Nest efforts in a large-scale iguana project produce a baby boom

A baby boom is underway at the San Diego Zoo among the Grand Cayman blue iguanas, one of the world’s most endangered lizards.

Since 2007, the zoo has been part of an international effort to save the blue iguana. Despite elaborate efforts at providing the right environment, results have been modest: three or four hatchlings a year.

But in the past week, nine blue iguana hatchlings were reported at the zoo’s Anne and Kenneth Griffin Reptile Conservation Center.

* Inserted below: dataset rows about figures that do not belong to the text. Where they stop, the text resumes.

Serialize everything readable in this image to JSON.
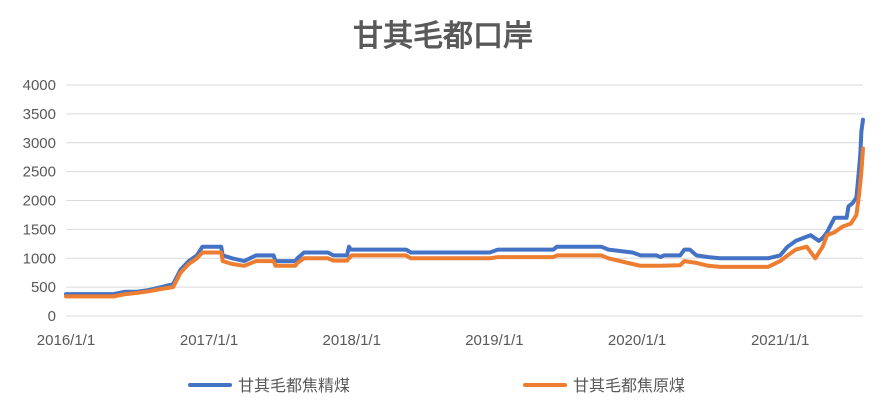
{
  "chart_data": {
    "type": "line",
    "title": "甘其毛都口岸",
    "xlabel": "",
    "ylabel": "",
    "ylim": [
      0,
      4000
    ],
    "y_ticks": [
      "0",
      "500",
      "1000",
      "1500",
      "2000",
      "2500",
      "3000",
      "3500",
      "4000"
    ],
    "x_range": [
      "2016/1/1",
      "2021/8/1"
    ],
    "x_ticks": [
      "2016/1/1",
      "2017/1/1",
      "2018/1/1",
      "2019/1/1",
      "2020/1/1",
      "2021/1/1"
    ],
    "grid": "horizontal",
    "legend_position": "bottom",
    "series": [
      {
        "name": "甘其毛都焦精煤",
        "color": "#4472C4",
        "points": [
          [
            "2016-01-01",
            380
          ],
          [
            "2016-03-01",
            380
          ],
          [
            "2016-05-01",
            380
          ],
          [
            "2016-06-01",
            420
          ],
          [
            "2016-07-01",
            420
          ],
          [
            "2016-08-01",
            450
          ],
          [
            "2016-09-01",
            500
          ],
          [
            "2016-10-01",
            550
          ],
          [
            "2016-10-20",
            800
          ],
          [
            "2016-11-10",
            950
          ],
          [
            "2016-12-01",
            1050
          ],
          [
            "2016-12-15",
            1200
          ],
          [
            "2017-02-01",
            1200
          ],
          [
            "2017-02-05",
            1050
          ],
          [
            "2017-03-01",
            1000
          ],
          [
            "2017-04-01",
            950
          ],
          [
            "2017-05-01",
            1050
          ],
          [
            "2017-06-15",
            1050
          ],
          [
            "2017-06-20",
            950
          ],
          [
            "2017-08-10",
            950
          ],
          [
            "2017-08-15",
            1000
          ],
          [
            "2017-09-01",
            1100
          ],
          [
            "2017-11-01",
            1100
          ],
          [
            "2017-11-15",
            1050
          ],
          [
            "2017-12-20",
            1050
          ],
          [
            "2017-12-25",
            1200
          ],
          [
            "2017-12-30",
            1150
          ],
          [
            "2018-05-20",
            1150
          ],
          [
            "2018-06-01",
            1100
          ],
          [
            "2018-12-20",
            1100
          ],
          [
            "2019-01-10",
            1150
          ],
          [
            "2019-06-01",
            1150
          ],
          [
            "2019-06-10",
            1200
          ],
          [
            "2019-10-01",
            1200
          ],
          [
            "2019-10-20",
            1150
          ],
          [
            "2019-12-20",
            1100
          ],
          [
            "2020-01-10",
            1050
          ],
          [
            "2020-02-20",
            1050
          ],
          [
            "2020-03-01",
            1020
          ],
          [
            "2020-03-10",
            1050
          ],
          [
            "2020-04-20",
            1050
          ],
          [
            "2020-05-01",
            1150
          ],
          [
            "2020-05-15",
            1150
          ],
          [
            "2020-06-01",
            1050
          ],
          [
            "2020-07-01",
            1020
          ],
          [
            "2020-08-01",
            1000
          ],
          [
            "2020-12-01",
            1000
          ],
          [
            "2021-01-01",
            1050
          ],
          [
            "2021-01-20",
            1200
          ],
          [
            "2021-02-10",
            1300
          ],
          [
            "2021-03-01",
            1350
          ],
          [
            "2021-03-20",
            1400
          ],
          [
            "2021-04-10",
            1300
          ],
          [
            "2021-04-20",
            1350
          ],
          [
            "2021-05-01",
            1450
          ],
          [
            "2021-05-20",
            1700
          ],
          [
            "2021-06-20",
            1700
          ],
          [
            "2021-06-25",
            1900
          ],
          [
            "2021-07-05",
            1950
          ],
          [
            "2021-07-15",
            2050
          ],
          [
            "2021-07-20",
            2400
          ],
          [
            "2021-07-25",
            2800
          ],
          [
            "2021-07-28",
            3200
          ],
          [
            "2021-08-01",
            3400
          ]
        ]
      },
      {
        "name": "甘其毛都焦原煤",
        "color": "#ED7D31",
        "points": [
          [
            "2016-01-01",
            340
          ],
          [
            "2016-05-01",
            340
          ],
          [
            "2016-06-01",
            380
          ],
          [
            "2016-07-01",
            400
          ],
          [
            "2016-08-01",
            430
          ],
          [
            "2016-09-01",
            470
          ],
          [
            "2016-10-01",
            500
          ],
          [
            "2016-10-20",
            750
          ],
          [
            "2016-11-10",
            900
          ],
          [
            "2016-12-01",
            1000
          ],
          [
            "2016-12-15",
            1100
          ],
          [
            "2017-02-01",
            1100
          ],
          [
            "2017-02-05",
            950
          ],
          [
            "2017-03-01",
            900
          ],
          [
            "2017-04-01",
            870
          ],
          [
            "2017-05-01",
            950
          ],
          [
            "2017-06-15",
            950
          ],
          [
            "2017-06-20",
            870
          ],
          [
            "2017-08-10",
            870
          ],
          [
            "2017-08-15",
            920
          ],
          [
            "2017-09-01",
            1000
          ],
          [
            "2017-11-01",
            1000
          ],
          [
            "2017-11-15",
            960
          ],
          [
            "2017-12-20",
            960
          ],
          [
            "2018-01-01",
            1050
          ],
          [
            "2018-05-20",
            1050
          ],
          [
            "2018-06-01",
            1000
          ],
          [
            "2018-12-20",
            1000
          ],
          [
            "2019-01-10",
            1020
          ],
          [
            "2019-06-01",
            1020
          ],
          [
            "2019-06-10",
            1050
          ],
          [
            "2019-10-01",
            1050
          ],
          [
            "2019-10-20",
            1000
          ],
          [
            "2019-12-20",
            900
          ],
          [
            "2020-01-10",
            870
          ],
          [
            "2020-03-01",
            870
          ],
          [
            "2020-04-20",
            880
          ],
          [
            "2020-05-01",
            950
          ],
          [
            "2020-06-01",
            920
          ],
          [
            "2020-07-01",
            870
          ],
          [
            "2020-08-01",
            850
          ],
          [
            "2020-12-01",
            850
          ],
          [
            "2021-01-01",
            950
          ],
          [
            "2021-01-20",
            1050
          ],
          [
            "2021-02-10",
            1150
          ],
          [
            "2021-03-10",
            1200
          ],
          [
            "2021-04-01",
            1000
          ],
          [
            "2021-04-20",
            1200
          ],
          [
            "2021-05-01",
            1400
          ],
          [
            "2021-05-20",
            1450
          ],
          [
            "2021-06-10",
            1550
          ],
          [
            "2021-07-01",
            1600
          ],
          [
            "2021-07-15",
            1750
          ],
          [
            "2021-07-22",
            2100
          ],
          [
            "2021-07-28",
            2500
          ],
          [
            "2021-08-01",
            2900
          ]
        ]
      }
    ]
  }
}
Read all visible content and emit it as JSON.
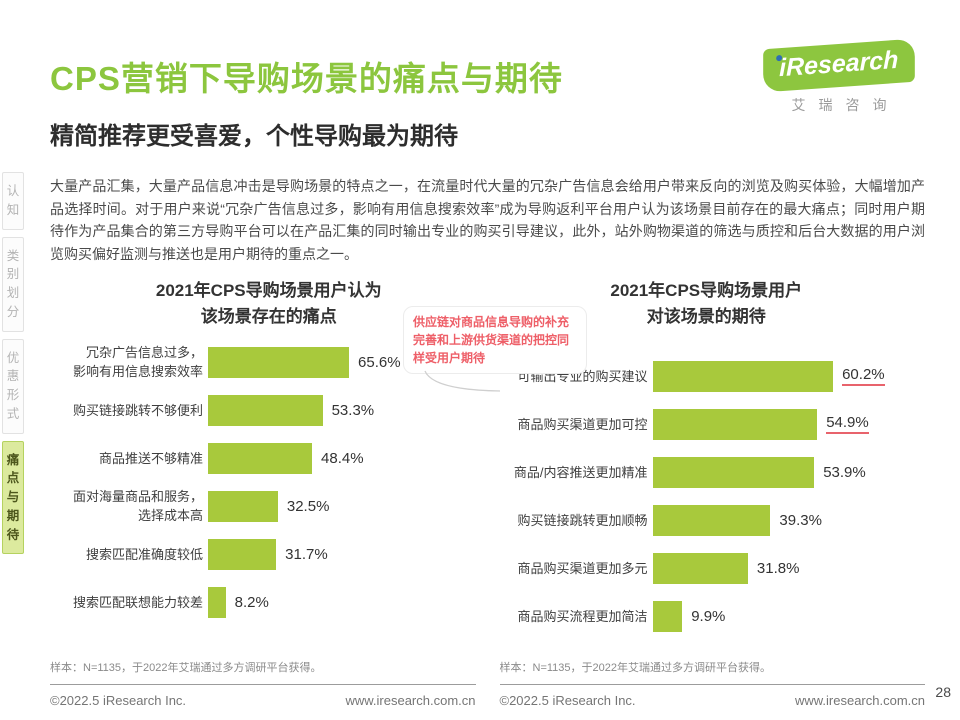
{
  "header": {
    "title": "CPS营销下导购场景的痛点与期待",
    "subtitle": "精简推荐更受喜爱，个性导购最为期待"
  },
  "logo": {
    "brand": "iResearch",
    "brand_cn": "艾瑞咨询"
  },
  "sidebar": {
    "items": [
      {
        "label": "认知",
        "active": false
      },
      {
        "label": "类别划分",
        "active": false
      },
      {
        "label": "优惠形式",
        "active": false
      },
      {
        "label": "痛点与期待",
        "active": true
      }
    ]
  },
  "intro": "大量产品汇集，大量产品信息冲击是导购场景的特点之一，在流量时代大量的冗杂广告信息会给用户带来反向的浏览及购买体验，大幅增加产品选择时间。对于用户来说“冗杂广告信息过多，影响有用信息搜索效率”成为导购返利平台用户认为该场景目前存在的最大痛点；同时用户期待作为产品集合的第三方导购平台可以在产品汇集的同时输出专业的购买引导建议，此外，站外购物渠道的筛选与质控和后台大数据的用户浏览购买偏好监测与推送也是用户期待的重点之一。",
  "annotation": "供应链对商品信息导购的补充完善和上游供货渠道的把控同样受用户期待",
  "chart_data": [
    {
      "type": "bar",
      "orientation": "horizontal",
      "title": "2021年CPS导购场景用户认为\n该场景存在的痛点",
      "categories": [
        "冗杂广告信息过多，\n影响有用信息搜索效率",
        "购买链接跳转不够便利",
        "商品推送不够精准",
        "面对海量商品和服务，\n选择成本高",
        "搜索匹配准确度较低",
        "搜索匹配联想能力较差"
      ],
      "values": [
        65.6,
        53.3,
        48.4,
        32.5,
        31.7,
        8.2
      ],
      "value_labels": [
        "65.6%",
        "53.3%",
        "48.4%",
        "32.5%",
        "31.7%",
        "8.2%"
      ],
      "highlight_indices": [],
      "xlim": [
        0,
        100
      ],
      "bar_color": "#a8c93c",
      "legend": "none",
      "grid": false,
      "footnote": "样本：N=1135，于2022年艾瑞通过多方调研平台获得。"
    },
    {
      "type": "bar",
      "orientation": "horizontal",
      "title": "2021年CPS导购场景用户\n对该场景的期待",
      "categories": [
        "可输出专业的购买建议",
        "商品购买渠道更加可控",
        "商品/内容推送更加精准",
        "购买链接跳转更加顺畅",
        "商品购买渠道更加多元",
        "商品购买流程更加简洁"
      ],
      "values": [
        60.2,
        54.9,
        53.9,
        39.3,
        31.8,
        9.9
      ],
      "value_labels": [
        "60.2%",
        "54.9%",
        "53.9%",
        "39.3%",
        "31.8%",
        "9.9%"
      ],
      "highlight_indices": [
        0,
        1
      ],
      "xlim": [
        0,
        100
      ],
      "bar_color": "#a8c93c",
      "legend": "none",
      "grid": false,
      "footnote": "样本：N=1135，于2022年艾瑞通过多方调研平台获得。"
    }
  ],
  "footer": {
    "copyright": "©2022.5 iResearch Inc.",
    "website": "www.iresearch.com.cn",
    "page_number": "28"
  },
  "colors": {
    "brand_green": "#8cc63e",
    "bar_green": "#a8c93c",
    "annotation_red": "#ee5f68",
    "highlight_underline": "#e8636c"
  }
}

Jeff Lemm, the zoo’s research coordinator for lizards, credits the changes that he made for the younger of the center’s two breeding females. She had never had a live hatchling.


“I tweaked the nest situation,” Lemm said Thursday. “She fell for it.”

As this spring’s breeding season had approached, Lemm was not worried about the male stud-lizards, Big Daddy and Bluey.

But Lemm was unsure about a young unnamed female selected as Bluey’s mate.

To provide her with motivation to lay eggs after she and Bluey got together, Lemm found a hollowed-out tree stump, filled it with soft, warm dirt and bathed it in warm light.


The female burrowed in and laid a clutch of eggs. Tension mounted as Lemm and others waited weeks for the results.

“I saw the eggs and said, ‘Please be fertile,’” Lemm said. “And when we got the hatchlings, it was beautiful. We were all very excited.”

Two of the eggs were fertile, and in the past week, out came two hatchlings.

Added to the seven from an older, more reliable female — Big Daddy’s mate — it gave the zoo more hatchlings than in any previous year.

Many of the Caribbean’s lizard species are endangered but none so much as the blue iguana on Grand Cayman, a British territory south of Cuba. Reptile specialists at one point named it the world’s most endangered iguana.

In the wild, blue iguanas can take on a dragonlike mien at 5 feet long and up to 30 pounds. But they are vulnerable to cars, snakes and other predators, livestock and an occasional hurricane.

“The blue iguana was taking a beating in the wild,” Lemm said.

By 2002, the population had dwindled to a few dozen. So the Blue Iguana Recovery Program on the island teamed up with American zoos in a rescue effort.


The San Diego Zoo was a natural after its success in studying and captive-breeding the rock iguanas that inhabit the shoreline of the U.S. Navy base at Guantanamo Bay, Cuba.

The blue iguana is not yet out of danger — cats and dogs continue to devour its eggs on Grand Cayman, and hurricanes are often lurking — but there are encouraging signs.

More than 500 blue iguanas — captive-bred — have been released into the wild, zoo officials said.

Blue iguanas hatched at the San Diego Zoo have been sent to zoos throughout the United States to produce more of the species. Two will be shipped soon to Disney’s Animal Kingdom in Orlando, Fla.

The two breeding females and their mates will remain in San Diego, an insurance policy in case the Grand Cayman population nose-dives despite measures taken by the government there to protect the iguana, including a 200-acre sanctuary zone.

The San Diego Zoo’s blue iguanas are not considered big enough or stable enough to be on public exhibit. Neither the females nor their mates have reached their full size.

Lemm thinks next year’s breeding season for the blue iguanas will be even better, as the younger female gets bigger, older and more accustomed to the ritual of mating and reproduction.

“Next year, I expect her to lay even more good eggs,” Lemm said, “but you never know with reptiles.”